Elastography is recognized as an essential part of the multiparametric US of the scrotum, providing additional information on tissue stiffness, aiming to further improve diagnostic efficacy in the characterization of testicular lesions [34]. Although a significant overlap exists between the elastographic characteristics of testicular mass lesions, Huang showed that the combined use of contrast-enhanced US and elastography had a higher specificity in the differentiation between malignant and benign testicular abnormalities compared to conventional US.

The increased use of cross-sectional imaging over the last few decades has resulted in a rise in the number of incidentally detected renal tumors and an increase in the incidence of renal cell carcinoma.

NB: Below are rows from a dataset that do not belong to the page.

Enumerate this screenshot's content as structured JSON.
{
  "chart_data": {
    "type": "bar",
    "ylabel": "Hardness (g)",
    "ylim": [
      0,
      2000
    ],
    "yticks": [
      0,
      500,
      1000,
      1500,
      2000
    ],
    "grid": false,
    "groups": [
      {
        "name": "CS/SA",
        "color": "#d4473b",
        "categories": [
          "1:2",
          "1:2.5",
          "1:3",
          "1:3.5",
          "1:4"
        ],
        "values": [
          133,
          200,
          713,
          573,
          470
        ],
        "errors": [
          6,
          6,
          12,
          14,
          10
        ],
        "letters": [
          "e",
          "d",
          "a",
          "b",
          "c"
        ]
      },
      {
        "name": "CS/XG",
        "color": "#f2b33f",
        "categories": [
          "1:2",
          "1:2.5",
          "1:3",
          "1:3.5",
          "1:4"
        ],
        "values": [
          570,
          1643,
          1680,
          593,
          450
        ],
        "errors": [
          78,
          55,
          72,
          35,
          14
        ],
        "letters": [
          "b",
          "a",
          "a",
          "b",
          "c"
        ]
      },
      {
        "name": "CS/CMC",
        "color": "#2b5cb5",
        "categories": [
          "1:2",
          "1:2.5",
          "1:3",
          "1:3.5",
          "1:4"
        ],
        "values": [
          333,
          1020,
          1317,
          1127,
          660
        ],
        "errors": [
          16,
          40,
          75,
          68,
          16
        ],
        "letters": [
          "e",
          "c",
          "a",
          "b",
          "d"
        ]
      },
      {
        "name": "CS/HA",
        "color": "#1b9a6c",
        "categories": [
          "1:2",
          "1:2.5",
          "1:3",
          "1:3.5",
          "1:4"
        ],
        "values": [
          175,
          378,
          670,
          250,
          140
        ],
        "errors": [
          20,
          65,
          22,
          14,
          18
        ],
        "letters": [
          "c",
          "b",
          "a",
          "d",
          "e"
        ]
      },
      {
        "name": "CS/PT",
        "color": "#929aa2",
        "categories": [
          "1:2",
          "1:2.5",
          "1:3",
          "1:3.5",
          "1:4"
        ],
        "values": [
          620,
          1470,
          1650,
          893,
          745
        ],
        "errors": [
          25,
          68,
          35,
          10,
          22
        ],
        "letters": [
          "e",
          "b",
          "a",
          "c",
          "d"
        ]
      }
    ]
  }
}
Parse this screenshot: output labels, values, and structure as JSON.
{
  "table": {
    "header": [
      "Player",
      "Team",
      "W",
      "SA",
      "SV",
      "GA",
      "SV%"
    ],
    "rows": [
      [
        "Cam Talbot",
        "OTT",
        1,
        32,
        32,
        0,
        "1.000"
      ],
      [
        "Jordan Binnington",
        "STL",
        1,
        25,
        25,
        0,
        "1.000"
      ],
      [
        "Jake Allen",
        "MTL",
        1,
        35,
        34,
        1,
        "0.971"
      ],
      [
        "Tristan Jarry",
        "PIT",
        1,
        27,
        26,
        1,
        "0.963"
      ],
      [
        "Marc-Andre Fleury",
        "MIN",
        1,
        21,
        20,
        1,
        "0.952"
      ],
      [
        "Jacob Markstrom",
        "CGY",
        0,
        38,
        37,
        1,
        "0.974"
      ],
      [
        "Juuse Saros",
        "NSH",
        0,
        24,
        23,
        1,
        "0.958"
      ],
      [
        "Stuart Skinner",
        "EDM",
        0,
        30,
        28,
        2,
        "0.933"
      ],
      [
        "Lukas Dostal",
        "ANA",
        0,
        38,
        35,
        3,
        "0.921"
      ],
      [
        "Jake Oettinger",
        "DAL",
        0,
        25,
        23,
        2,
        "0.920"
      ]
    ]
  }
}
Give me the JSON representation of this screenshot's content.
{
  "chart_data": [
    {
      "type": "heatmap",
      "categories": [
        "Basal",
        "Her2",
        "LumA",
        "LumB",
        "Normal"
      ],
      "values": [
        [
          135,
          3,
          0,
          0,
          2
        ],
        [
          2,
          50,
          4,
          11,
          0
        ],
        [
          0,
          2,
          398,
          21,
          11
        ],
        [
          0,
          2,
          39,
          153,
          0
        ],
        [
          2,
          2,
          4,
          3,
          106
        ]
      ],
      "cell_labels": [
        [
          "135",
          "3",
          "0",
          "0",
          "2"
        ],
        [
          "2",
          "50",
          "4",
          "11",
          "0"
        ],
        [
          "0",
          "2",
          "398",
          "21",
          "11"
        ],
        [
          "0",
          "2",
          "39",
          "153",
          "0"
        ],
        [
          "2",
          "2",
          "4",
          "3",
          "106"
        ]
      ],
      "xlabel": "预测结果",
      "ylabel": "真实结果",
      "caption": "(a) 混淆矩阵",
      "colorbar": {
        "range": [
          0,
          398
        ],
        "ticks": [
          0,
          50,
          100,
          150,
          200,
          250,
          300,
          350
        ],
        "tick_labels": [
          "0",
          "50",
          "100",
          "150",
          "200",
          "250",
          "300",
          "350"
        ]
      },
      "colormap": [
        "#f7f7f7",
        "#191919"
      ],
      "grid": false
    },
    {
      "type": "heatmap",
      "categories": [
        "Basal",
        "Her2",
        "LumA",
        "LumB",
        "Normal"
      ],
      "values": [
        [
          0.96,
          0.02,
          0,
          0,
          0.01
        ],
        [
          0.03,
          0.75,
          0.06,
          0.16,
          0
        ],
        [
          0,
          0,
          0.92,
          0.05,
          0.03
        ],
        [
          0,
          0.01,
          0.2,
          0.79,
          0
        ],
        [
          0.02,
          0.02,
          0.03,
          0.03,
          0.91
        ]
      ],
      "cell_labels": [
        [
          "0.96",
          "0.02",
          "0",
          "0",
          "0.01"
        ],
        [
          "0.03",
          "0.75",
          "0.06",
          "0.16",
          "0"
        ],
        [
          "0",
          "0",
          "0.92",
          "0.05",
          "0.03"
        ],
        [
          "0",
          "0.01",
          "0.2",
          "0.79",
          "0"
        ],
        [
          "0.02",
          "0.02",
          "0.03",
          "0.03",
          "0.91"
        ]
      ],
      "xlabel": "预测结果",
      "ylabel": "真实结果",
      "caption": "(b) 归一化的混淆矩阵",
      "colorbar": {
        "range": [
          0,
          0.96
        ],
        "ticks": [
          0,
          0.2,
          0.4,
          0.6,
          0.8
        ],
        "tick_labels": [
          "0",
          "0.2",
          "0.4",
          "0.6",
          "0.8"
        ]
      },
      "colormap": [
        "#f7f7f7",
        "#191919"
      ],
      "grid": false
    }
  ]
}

Imaging has a pivotal role in the detection and characterization of renal tumors, as well as in the staging, prognosis, therapeutic management, and follow-up of patients with renal cell carcinoma [36,37].

Innovative imaging techniques have been introduced into clinical practice, aiming to improve the efficacy of conventional imaging in the work-up of renal masses [36,37,38]. The review by Bellin MF et al. (contribution 5) discusses the most promising, novel imaging approaches in renal cell carcinoma diagnosis, including Dual-Energy CT; Photon-Counting Detector CT; multiparametric MRI; contrast-enhanced US; innovative nuclear medicine techniques, such as sestamibi SPECT/CT and PMSA PET/CT; radiomics; and Artificial Intelligence. The authors also comment on recently proposed or updated imaging algorithms and guidelines used for the diagnosis of renal cell carcinoma, including the Bosniak Classification of Cystic Masses, Version 2019; Clear Cell Likehood Score for the characterization of solid renal tumors, based on multiparametric MRI findings; and the 2017 American Urological Association recommendations, focused on the evaluation and management of clinically localized sporadic renal masses suspicious for renal cell carcinoma in adults and renal mass biopsy.

Sarcopenia, the progressive, generalized skeletal muscle disorder characterized by a reduction in muscle mass and strength, develops as a consequence of the progression of cancer cachexia in oncologic patients. Sarcopenia may be used as an important biomarker in the work-up of patients with urogenital tumors [39,40,41]. The study by Borrelli et al. (contribution 4) describes an easy-to-use CT-based Artificial Intelligence-powered software assessing sarcopenia in patients with advanced urothelial neoplasms that may be used as a reliable predictor of clinical benefits in terms of tumor response to systemic chemotherapy and oncologic outcomes.

Sarcopenia is often measured by a cross-sectional skeletal muscle area in a single CT slice, more often at the level of the third lumbar vertebra. However, this technique is time-consuming and the measured single-slice area provides only an estimation of the total muscle mass [42]. CT-based Artificial Intelligence models can automate body composition and sarcopenia measurement, helping clinicians to offer a more tailored treatment to patients [43,44,45].

Artificial Intelligence and radiomics is an emerging field of research that aims to offer significant advancements in the diagnosis, prognosis, and management of urogenital malignancies [46,47,48,49,50,51,52,53]. Radiomics allows for a high throughput extraction of quantitative data from images, capturing the complex tissue microstructure; improving detection and characterization of malignancies, the determination of tumor grades, and metastatic potential; and predicting survival rates and risks of recurrence. Radiomics analysis and its integration with clinical data and other quantitative biologic information, such as genomics and proteomics, are expected to enhance both precision and personalization in medical treatments [46,47,48,49,50,51,52,53].